How is this code broken? It's valid, will never throw, and there's no reason that we should break it by adding an exception into the mix.

> The issue is, associative arrays throw an "uncatchable" error. Meaning code is written to catch the error (because it works). And correctly written `nothrow` code needs to use `in` to be properly nothrow.

The big issue is -- is accessing an invalid index a programming error or an environmental error? The answer is -- it depends. D has declared, if you use the indexing syntax, then it's a programming error. If you want it not to be a programming error, you use the key in aa syntax, and handle it.

The other thing you can do is use a different type, if you don't want to deal with the verbose syntax, but still want to catch environmental errors.

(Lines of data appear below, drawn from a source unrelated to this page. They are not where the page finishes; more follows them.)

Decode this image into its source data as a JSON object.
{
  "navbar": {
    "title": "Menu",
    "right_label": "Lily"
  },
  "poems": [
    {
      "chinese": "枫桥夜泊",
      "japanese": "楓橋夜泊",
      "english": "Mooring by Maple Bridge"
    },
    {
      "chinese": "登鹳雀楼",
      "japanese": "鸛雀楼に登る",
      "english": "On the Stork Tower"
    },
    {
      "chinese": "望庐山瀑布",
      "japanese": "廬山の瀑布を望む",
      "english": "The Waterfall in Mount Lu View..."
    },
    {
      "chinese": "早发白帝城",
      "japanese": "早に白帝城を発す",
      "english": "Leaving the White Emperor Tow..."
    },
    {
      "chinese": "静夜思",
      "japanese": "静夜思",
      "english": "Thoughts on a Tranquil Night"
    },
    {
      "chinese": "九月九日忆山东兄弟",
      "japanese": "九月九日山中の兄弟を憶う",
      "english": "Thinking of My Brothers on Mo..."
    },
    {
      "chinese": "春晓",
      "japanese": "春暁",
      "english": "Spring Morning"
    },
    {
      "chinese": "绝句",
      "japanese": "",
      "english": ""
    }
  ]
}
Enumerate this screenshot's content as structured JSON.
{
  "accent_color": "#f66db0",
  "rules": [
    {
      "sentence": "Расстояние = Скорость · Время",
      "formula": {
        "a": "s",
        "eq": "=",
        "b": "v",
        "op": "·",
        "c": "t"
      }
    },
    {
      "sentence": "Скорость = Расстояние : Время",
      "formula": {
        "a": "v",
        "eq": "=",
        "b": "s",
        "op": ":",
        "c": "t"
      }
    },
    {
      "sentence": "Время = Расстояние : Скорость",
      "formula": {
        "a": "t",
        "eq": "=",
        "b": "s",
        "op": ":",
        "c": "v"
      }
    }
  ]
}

A wrapper type is possible.

-Steve
September 04, 2020
On Thursday, 3 September 2020 at 15:12:14 UTC, Steven Schveighoffer wrote:
> int[int] aa;
> aa[4] = 5;
> auto b = aa[4];
>
> How is this code broken? It's valid, will never throw, and there's no reason that we should break it by adding an exception into the mix.
>

int foo() nothrow {
    return "1".to!int;
}

The following code is valid, will never throw, why does the compiler prevent it?
September 04, 2020
On 9/4/20 1:48 AM, Jesse Phillips wrote:
> On Thursday, 3 September 2020 at 15:12:14 UTC, Steven Schveighoffer wrote:
>> int[int] aa;
>> aa[4] = 5;
>> auto b = aa[4];
>>
>> How is this code broken? It's valid, will never throw, and there's no reason that we should break it by adding an exception into the mix.
>>
> 
> int foo() nothrow {
>      return "1".to!int;
> }
> 
> The following code is valid, will never throw, why does the compiler prevent it?

You are still missing the point ;)

Your example doesn't compile today. Mine does. It's not a question of which way is better, but that we already have code that depends on the chosen solution, and changing now means breaking all such existing code.

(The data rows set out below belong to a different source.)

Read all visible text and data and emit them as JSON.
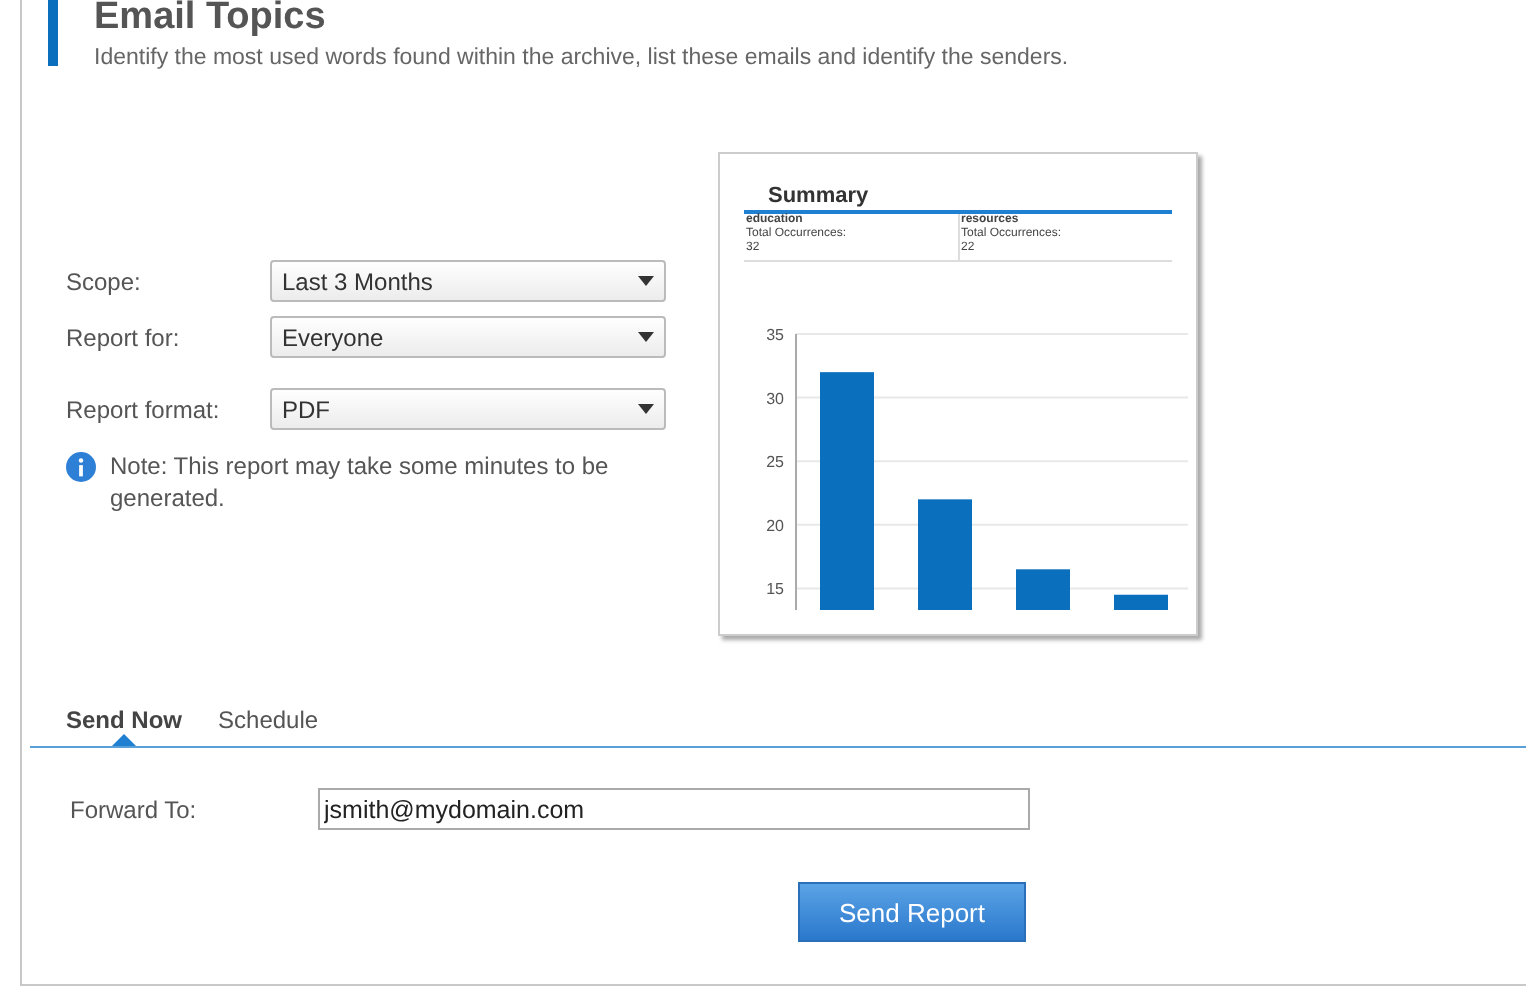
{
  "header": {
    "title": "Email Topics",
    "description": "Identify the most used words found within the archive, list these emails and identify the senders."
  },
  "form": [
    {
      "label": "Scope:",
      "value": "Last 3 Months"
    },
    {
      "label": "Report for:",
      "value": "Everyone"
    },
    {
      "label": "Report format:",
      "value": "PDF"
    }
  ],
  "note": "Note: This report may take some minutes to be generated.",
  "preview": {
    "title": "Summary",
    "summary": [
      {
        "word": "education",
        "caption": "Total Occurrences:",
        "count": "32"
      },
      {
        "word": "resources",
        "caption": "Total Occurrences:",
        "count": "22"
      }
    ],
    "chart_data": {
      "type": "bar",
      "values": [
        32,
        22,
        16.5,
        14.5
      ],
      "ylim": [
        13.3,
        35
      ],
      "yticks": [
        15,
        20,
        25,
        30,
        35
      ],
      "grid": true
    }
  },
  "tabs": [
    {
      "label": "Send Now",
      "selected": true
    },
    {
      "label": "Schedule",
      "selected": false
    }
  ],
  "forward": {
    "label": "Forward To:",
    "value": "jsmith@mydomain.com"
  },
  "send_button": "Send Report"
}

My point of bringing up the example is that your assertion that "it is already broken" isn't true.

To put it another way, if the above to!int call compiled, and we switched to exceptions, it would be the same problem, even if the right choice is to use Exceptions.

-Steve
September 04, 2020
On Tuesday, 1 September 2020 at 18:20:17 UTC, Jesse Phillips wrote:
> This is going to be a hard one for me to argue but I'm going to give it a try.
>
> Today if you attempt to access a key from an associative array (AA) that does not exist inside the array, a RangeError is thrown. This is similar to when an array is accessed outside the bounds.
>
> [...]
>
> I don't have an issue with the normal array RangeError, there is a clear means for claiming your access is a programming bug. However associative arrays tend to have both the key and value as "input."
>
> [...]
>
> Is it recoverable? I would say yes. We aren't actually trying to access memory outside the application ownership, we haven't put the system state into a critical situation (out of memory). And a higher portion of the code could easily decide to take a different path due to the failure of its call.

Any time you have an operation that can only succeed if some precondition is met, there are two possible ways you can implement it:

1. Make it the caller's responsibility to check the precondition.
2. Make it the function's responsibility to check the precondition.

If you have version #1, you can always use it to implement version #2, but the converse is not true. So, while you would ideally provide both versions and let the user choose the one they prefer, you should always *at least* provide version #1.

In this case, for D's associative arrays, the [] operator is version #1. You could make a reasonable case that the [] operator should have been reserved for version #2, and version #1 should have been named something else, but at this point, it's not worth breaking backwards compatibility to change it.